Chicken Pad Thai Noodles
 
Prep time
Cook time
Total time
 
Homemade pad thai is so much easier to make than you think. This recipe tastes just as good as ones you get a your local restaurant.
Author:
Recipe type: Entree, main, lunch,
Cuisine: Thai, Asia
Serves: 4 servings
Ingredients
  • 200 grams Thai dried rice noodles (rice stick noodles)
  • 2 eggs (in a small bowl crack and mix them, then set aside)
  • 300 grams of chicken breast, cut into bite size
  • 150 grams of tofu, cut into small pieces
  • 3 to 4 garlic cloves, minced
  • 1 small fresh red chili, finely sliced or 1 teaspoon red pepper flakes
  • 1 handful chopped chives (or scallions/spring onions only green stems )
  • 1 handful fresh cilantro leaves, chopped
  • 4 Tablespoons fish sauce
  • 1.5 Tablespoon soy sauce
  • 1 Tablespoon oyster sauce
  • 3 Tablespoons fresh lime juice (or 1 good size lime or 1 lemon can be replaced)

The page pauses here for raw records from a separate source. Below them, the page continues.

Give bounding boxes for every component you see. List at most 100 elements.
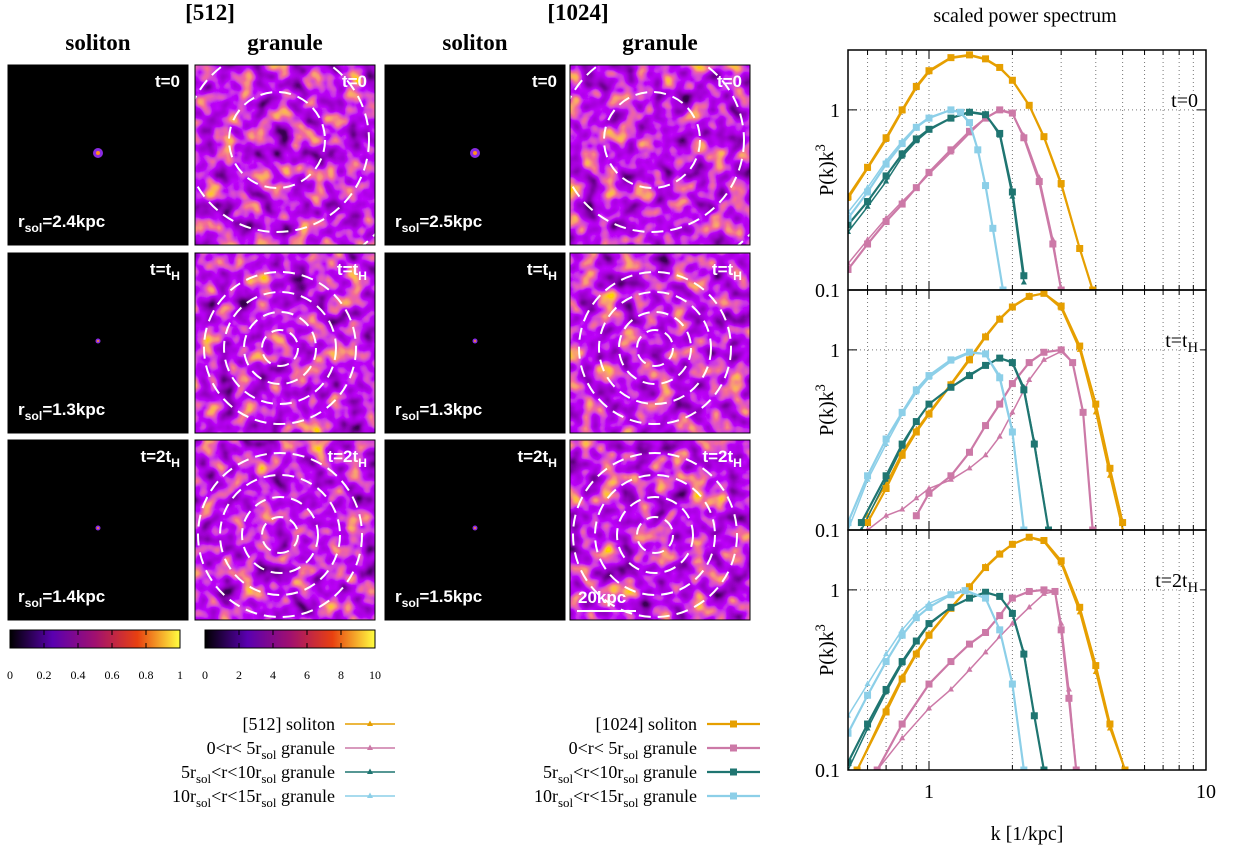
- marker: [898, 200, 906, 208]
- marker: [912, 418, 920, 426]
- marker: [1057, 286, 1065, 290]
- density-map: [570, 253, 750, 433]
- marker: [925, 372, 933, 380]
- marker: [865, 526, 870, 530]
- series-line: [848, 108, 1005, 290]
- colorbar-tick-label: 1: [177, 668, 183, 682]
- marker: [848, 193, 852, 201]
- marker: [925, 410, 933, 418]
- legend-label-part: granule: [277, 738, 335, 758]
- marker: [982, 451, 989, 458]
- r-sol-label-part: =2.5kpc: [419, 212, 482, 231]
- marker: [925, 67, 933, 75]
- marker: [864, 680, 871, 687]
- time-label: t=tH: [712, 260, 742, 283]
- x-tick-label: 10: [1196, 781, 1216, 803]
- marker: [982, 111, 990, 119]
- marker: [1008, 540, 1016, 548]
- time-annotation-part: H: [1188, 580, 1198, 596]
- shell-circle: [616, 496, 694, 574]
- marker: [1020, 650, 1028, 658]
- marker: [947, 383, 955, 391]
- panel-frame: [384, 439, 566, 621]
- legend-label-part: sol: [558, 771, 574, 786]
- marker: [947, 146, 955, 154]
- marker: [1008, 609, 1016, 617]
- series-line: [876, 588, 1078, 770]
- time-annotation-part: t=0: [1171, 90, 1198, 112]
- marker: [913, 609, 920, 616]
- legend-label-part: 5r: [181, 762, 196, 782]
- marker: [925, 631, 933, 639]
- marker: [1025, 587, 1033, 595]
- marker: [1008, 428, 1016, 436]
- r-sol-label: rsol=1.4kpc: [18, 587, 105, 610]
- scale-label: 20kpc: [578, 588, 626, 607]
- time-label-part: t=t: [712, 260, 734, 279]
- r-sol-label: rsol=2.4kpc: [18, 212, 105, 235]
- marker: [996, 374, 1004, 382]
- colorbar-tick-label: 0.6: [105, 668, 120, 682]
- panel-frame: [7, 439, 189, 621]
- marker: [996, 612, 1004, 620]
- marker: [857, 519, 865, 527]
- r-sol-label: rsol=1.3kpc: [18, 400, 105, 423]
- marker: [848, 759, 852, 767]
- column-title: soliton: [65, 30, 130, 55]
- marker: [961, 587, 969, 595]
- r-sol-label-part: r: [18, 587, 25, 606]
- marker: [925, 620, 933, 628]
- marker: [947, 114, 955, 122]
- marker: [1076, 603, 1084, 611]
- marker: [898, 720, 906, 728]
- shells: [203, 271, 357, 425]
- time-label-part: t=t: [527, 260, 549, 279]
- marker: [898, 631, 906, 639]
- y-tick-label: 0.1: [815, 760, 840, 782]
- series-line: [848, 109, 1062, 290]
- chart-title: scaled power spectrum: [933, 5, 1117, 27]
- marker: [1009, 408, 1016, 415]
- legend-label-part: granule: [639, 786, 697, 806]
- marker: [982, 422, 990, 430]
- series-line: [848, 589, 1025, 770]
- y-axis-label-text: P(k)k: [816, 391, 838, 435]
- colorbar-tick-label: 4: [270, 668, 276, 682]
- shell-circle: [598, 291, 712, 405]
- marker: [1040, 348, 1048, 356]
- marker: [1020, 766, 1028, 770]
- legend-label-part: sol: [623, 795, 639, 810]
- series-line: [848, 591, 1045, 770]
- marker: [882, 685, 890, 693]
- shell-circle: [261, 516, 299, 554]
- soliton-core: [97, 340, 99, 342]
- density-map: [195, 440, 375, 620]
- time-annotation-part: H: [1188, 340, 1198, 356]
- marker: [1089, 286, 1097, 290]
- time-label: t=2tH: [140, 447, 180, 470]
- legend-marker: [367, 744, 373, 750]
- legend-label: [1024] soliton: [596, 714, 698, 734]
- time-label: t=0: [342, 72, 367, 91]
- marker: [1072, 766, 1080, 770]
- panel-frame: [569, 252, 751, 434]
- series-line: [848, 351, 1025, 530]
- marker: [1119, 519, 1127, 527]
- marker: [912, 428, 920, 436]
- marker: [982, 350, 990, 358]
- time-label-part: H: [548, 269, 557, 283]
- legend-label-part: sol: [558, 795, 574, 810]
- time-label-part: H: [171, 269, 180, 283]
- marker: [925, 489, 933, 497]
- time-annotation: t=tH: [1165, 330, 1198, 356]
- panel-frame: [569, 64, 751, 246]
- marker: [965, 372, 973, 380]
- series-group: [848, 51, 1097, 290]
- shell-circle: [570, 65, 745, 233]
- marker: [982, 594, 990, 602]
- legend-marker: [730, 792, 737, 800]
- legend-label-part: granule: [277, 762, 335, 782]
- marker: [996, 354, 1004, 362]
- legend-label: 0<r< 5rsol granule: [207, 738, 335, 762]
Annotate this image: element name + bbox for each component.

  • 1 Teaspoon sugar (I’ve used either brown or white, what ever you have)
  • 3 Tablespoons peanut oil or canola or any vegetable oil
  • For garnish: bean sprouts (optional), some fresh cilantro leaves, fresh lime/lemon wedges, crushed roasted peanuts
Instructions
  1. The first thing you want is to boil your water too cook your noodles. You can just read the instructions on the package as how long they need to soak- generally 8-10 minutes. After they are cooked run them under cold water and set aside.
  2. Next you’ll make the sauce, in a bowl mix the fish sauce,soy sauce,oyster sauce, lime/lemon juice, sugar,pepper flakes/red chili, half of your chopped chives and cilantro -reserve the remainder. Set aside and in the mean time
  3. Chop the chicken and the tofu.
  4. You’ll need either a wok or large pan (that’s what I use) add your oil over medium heat. Add the minced garlic cook for a minute then add your chicken until it’s cooked all the way through.
  5. Add half of your sauce (from step 2) to the wok/pan and mix thoroughly next add the Tofu and carefully combine. Push everything to one side and in the space add your eggs mix and cook until they are set. Then combine with the rest of the pan.
  6. Next you’ll need your cooked noodles, and add them to the wok/pan mixing thoroughly . Take your remaining half of the sauce and add it to the pan. Add the remanding chives and cilantro and cook for an additional 2 minutes, just to combine everything.
  7. That’s it ! now you can serve it. Put your noodles on your serving dish top with bean sprouts, cilantro, crushed peanuts and your lime/lemon wedges.